Beauty demands attention to particularity, context, and diversity. Scarry’s own epiphany about beauty came when she realized, after a lifetime of thinking that palm trees were ugly, that she’d been wrong. The ugly palm tree in her head “was a composite palm that I had somehow succeeded in making without ever having seen, close up, many particular instances.” This example is an instance not just of the critical thinking that can occur when we are wrong about beauty, as described above, but also of a particular type of error that beauty must confront if it is to be aligned with justice rather than injustice. The making of a composite out of fragments of information — filling in the gaps of our ignorance with our own projections — is, of course, the essence of stereotyping.

It is all the more significant, then, that it was a single, specific palm that showed Scarry she had been wrong about palm trees: “When I now say, ‘Palms are beautiful,’ or ‘I love palms,’ it is really individual palms I have in mind.” Likewise, when we want people to expand the horizons of their empathy — to see new forms of identity and experience as real, complex, and beautiful — the sharing of composite narratives or “big data” seems to fall short. In fact, sometimes statistics, for example about black Americans’ experiences in the criminal justice system, can actually be funneled back into previously held beliefs; our brains are amazing machines for the reconfiguration of new facts into preexisting narratives.

By contrast, a student who finds specificity and beauty in the Quiché language of the Maya may wind up, over the long term, more attuned to their struggles for justice in Guatemala than the student who is told of their oppression in a monolithic narrative — or worse, subjected to photographs of Maya children, deprived of the particularity that makes them beautiful and transformed into another anonymous example of the “poor child who needs your help” that still plague the visual landscape of humanitarianism.

The further I get into the writing process with students, the clearer it becomes that the best and most beautiful version of one student’s paper is not the same as the best and most beautiful version of her classmates’ papers — that the beauty to be found there is a complex dance between my assignment and the student’s own emergent voice. When a student really “gets it” — by which I mean not simply that she grasped the course content, but that she found a way to make it her own in writing or in speech (to replicate it on her own terms) — that moment is marked not merely by the satisfaction of an expectation fulfilled. It’s beautiful. It is as if something present but not yet visible in the early versions of the essay has now emerged, full of colors and moving wings — ready to go out into the world. Scarry spends a portion of her book exploring the connection between beauty and greeting; but as a teacher, I often experience the beauty of my students’ writing as a fond farewell.
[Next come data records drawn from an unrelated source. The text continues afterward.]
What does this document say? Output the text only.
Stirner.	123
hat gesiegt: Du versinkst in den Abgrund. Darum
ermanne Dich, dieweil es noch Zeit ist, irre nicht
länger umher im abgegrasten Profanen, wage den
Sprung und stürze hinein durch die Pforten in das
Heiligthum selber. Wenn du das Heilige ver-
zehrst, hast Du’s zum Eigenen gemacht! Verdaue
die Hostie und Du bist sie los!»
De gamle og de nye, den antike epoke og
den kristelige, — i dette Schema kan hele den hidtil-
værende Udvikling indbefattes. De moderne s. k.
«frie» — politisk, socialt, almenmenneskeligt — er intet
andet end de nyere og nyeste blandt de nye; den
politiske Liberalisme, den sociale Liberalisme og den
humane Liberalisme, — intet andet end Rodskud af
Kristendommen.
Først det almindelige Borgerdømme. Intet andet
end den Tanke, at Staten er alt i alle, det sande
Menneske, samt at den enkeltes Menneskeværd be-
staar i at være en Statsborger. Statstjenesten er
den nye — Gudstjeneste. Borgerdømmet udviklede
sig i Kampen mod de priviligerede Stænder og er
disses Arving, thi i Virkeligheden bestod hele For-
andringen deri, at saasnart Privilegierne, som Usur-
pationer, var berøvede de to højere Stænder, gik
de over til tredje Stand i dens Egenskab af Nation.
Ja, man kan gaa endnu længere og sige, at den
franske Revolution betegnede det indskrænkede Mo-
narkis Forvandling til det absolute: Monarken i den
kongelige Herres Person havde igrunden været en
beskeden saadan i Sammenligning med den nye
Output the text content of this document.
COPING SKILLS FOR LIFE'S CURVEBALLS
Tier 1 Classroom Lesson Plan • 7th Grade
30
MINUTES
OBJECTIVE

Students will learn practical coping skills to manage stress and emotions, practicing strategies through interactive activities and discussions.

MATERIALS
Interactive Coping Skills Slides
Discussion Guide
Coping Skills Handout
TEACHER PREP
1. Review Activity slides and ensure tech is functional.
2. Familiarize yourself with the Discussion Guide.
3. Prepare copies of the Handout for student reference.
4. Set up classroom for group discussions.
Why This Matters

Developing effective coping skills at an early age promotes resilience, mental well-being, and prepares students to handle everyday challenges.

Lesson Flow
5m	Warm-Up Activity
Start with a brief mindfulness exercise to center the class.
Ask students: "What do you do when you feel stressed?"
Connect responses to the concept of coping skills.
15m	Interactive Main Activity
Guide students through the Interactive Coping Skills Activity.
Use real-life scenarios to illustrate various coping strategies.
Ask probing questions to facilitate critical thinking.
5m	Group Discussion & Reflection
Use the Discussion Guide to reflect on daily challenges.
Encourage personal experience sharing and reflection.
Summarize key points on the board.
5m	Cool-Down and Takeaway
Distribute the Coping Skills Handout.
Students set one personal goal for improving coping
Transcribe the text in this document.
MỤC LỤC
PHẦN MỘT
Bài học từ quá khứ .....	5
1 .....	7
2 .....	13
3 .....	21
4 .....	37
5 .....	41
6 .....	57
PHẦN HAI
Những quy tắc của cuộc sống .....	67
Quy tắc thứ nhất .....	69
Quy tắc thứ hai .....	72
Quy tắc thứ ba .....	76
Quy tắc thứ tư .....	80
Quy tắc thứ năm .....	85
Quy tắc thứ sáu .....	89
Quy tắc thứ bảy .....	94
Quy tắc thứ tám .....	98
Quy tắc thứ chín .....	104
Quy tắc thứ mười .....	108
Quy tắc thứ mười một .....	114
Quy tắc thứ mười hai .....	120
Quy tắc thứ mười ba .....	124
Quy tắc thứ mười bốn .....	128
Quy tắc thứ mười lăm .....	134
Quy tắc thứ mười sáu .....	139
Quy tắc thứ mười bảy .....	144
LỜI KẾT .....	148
Lately, after class, I’ve taken to gazing at the chalkboard for a minute before I erase it. The scribblings I see are messy, incomplete. They are the product of many minds working independently, bumping into one another briefly, and then departing again—making something that seems only to exist for a moment, though in reality we will each be replicating and reenacting it in different ways during the next hour, or a decade from now. “When you make an error in beauty,” Scarry writes, “It should set off small alarms and warning lights.” Not to recognize the centrality of beauty to classroom teaching, and then seek to make it happen over and over again, is to let all the shouting about a crisis drown out the sound of that small alarm.